A Complaint was filed by Imelda Y. Maderada against Judge Ernesto H. Mediodea wherein the judge was charged with “gross ignorance of the law amounting to grave misconduct” for failing “to observe and apply the Revised Rule on Summary Procedure” in Civil Case No. 252.
Complainant filed an action for forcible entry with a prayer for preliminary injunction, temporary restraining order (TRO) and damages before the 12th MCTC, covered by the Rule on Summary Procedure. Because complainant was the clerk of court in the 12th MCTC, Judge Tersol inhibited herself from the case. Thus, the case was designated to the respondent judge.
Defendants’ lawyer questioned the authority of complainant to appear on behalf of and as counsel for her co-plaintiff.
The Office of the Court Administrator (OCA) undertook an investigation on complainant’s appearance in court as counsel for herself and on behalf of her co-plaintiff without court authority.
According to the OCA, officials and employees of the judiciary must devote their full time to government service to ensure the efficient and speedy administration of justice. Although they are not absolutely prohibited from engaging in a vocation or a profession, they should do so only with prior approval of this Court.
The OCA added that “[e]ngaging in any private business, vocation or profession without prior approval of the Court is tantamount to moonlighting, which amounts to malfeasance in office.”
Thus, it recommended that Complainant Maderada be fined in the amount of ₱1,000 for appearing as counsel without authority from this Court, with a stern warning that any similar infraction in the future would be dealt with more severely.
The OCA also recommended that she be directed to file her application for leaves of absence on the days she had appeared in court to litigate her case.
Whether the complainant, in appearing for herself, and her co-plaintiff is considered to be in the practice of law.
A party’s right to conduct litigation personally is recognized by law. Section 34 of Rule 138 of the Rules of Court provides:
“SEC. 34. By whom litigation conducted. — In the court of a justice of the peace a party may conduct his litigation in person, with the aid of an agent or friend appointed by him for that purpose, or with the aid of an attorney. In any other court, a party may conduct his litigation personally or by aid of an attorney, and his appearance must be either personal or by a duly authorized member of the bar.”
This provision means that in a litigation, parties may personally do everything during its progress — from its commencement to its termination. When they, however, act as their own attorneys, they are restricted to the same rules of evidence and procedure as those qualified to practice law; otherwise, ignorance would be unjustifiably rewarded.
Individuals have long been permitted to manage, prosecute and defend their own actions; and when they do so, they are not considered to be in the practice of law. “One does not practice law by acting for himself any more than he practices medicine by rendering first aid to himself.”
The practice of law, though impossible to define exactly, involves the exercise of a profession or vocation usually for gain, mainly as attorney by acting in a representative capacity and as counsel by rendering legal advise to others. Private practice has been defined by this Court as follows:
“x x x. Practice is more than an isolated appearance, for it consists in frequent or customary action, a succession of acts of the same kind.
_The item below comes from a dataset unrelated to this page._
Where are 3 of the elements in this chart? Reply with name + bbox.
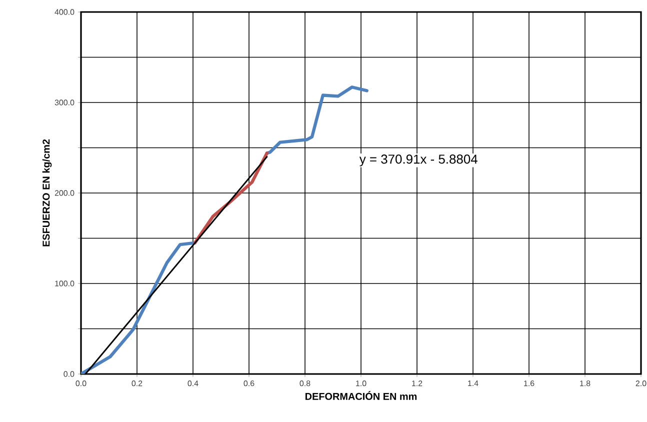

In other words, it is frequent habitual exercise. Practice of law to fall within the prohibition of statute [referring to the prohibition for judges and other officials or employees of the superior courts or of the Office of the Solicitor General from engaging in private practice] has been interpreted as customarily or habitually holding one’s self out to the public, as a lawyer and demanding payment for such services. x x x.”
Clearly, in appearing for herself, complainant was not customarily or habitually holding herself out to the public as a lawyer. Neither was she demanding payment for such services. Hence, she cannot be said to be in the practice of law.
The law allows persons who are not lawyers by profession to litigate their own case in court. The right of complainant to litigate her case personally cannot be taken away from her. Her being an employee of the judiciary does not remove from her the right to proceedings in propria persona or to self-representation. To be sure, the lawful exercise of a right cannot make one administratively liable.
However, it was also clearly established that complainant had appeared on behalf of her co-plaintiff in the case below, for which act the former cannot be completely exonerated. Representing oneself is different from appearing on behalf of someone else.
The raison d’etre for allowing litigants to represent themselves in court will not apply when a person is already appearing for another party. Obviously, because she was already defending the rights of another person when she appeared for her co-plaintiff, it cannot be argued that complainant was merely protecting her rights. That their rights may be interrelated will not give complainant authority to appear in court. The undeniable fact remains that she and her co-plaintiff are two distinct individuals. The former may be impairing the efficiency of public service once she appears for the latter without permission from this Court.
We cannot countenance any act that would undermine the people’s faith and confidence in the judiciary, even if we consider that this was the first time complainant appeared in court, that she appeared for her own sister, and that there was no showing she did so for a fee.
Again we should be reminded that everyone connected with an office that is charged with the dispensation of justice carries a heavy burden of responsibility. Given these circumstances, the penalty of reprimand is sufficient.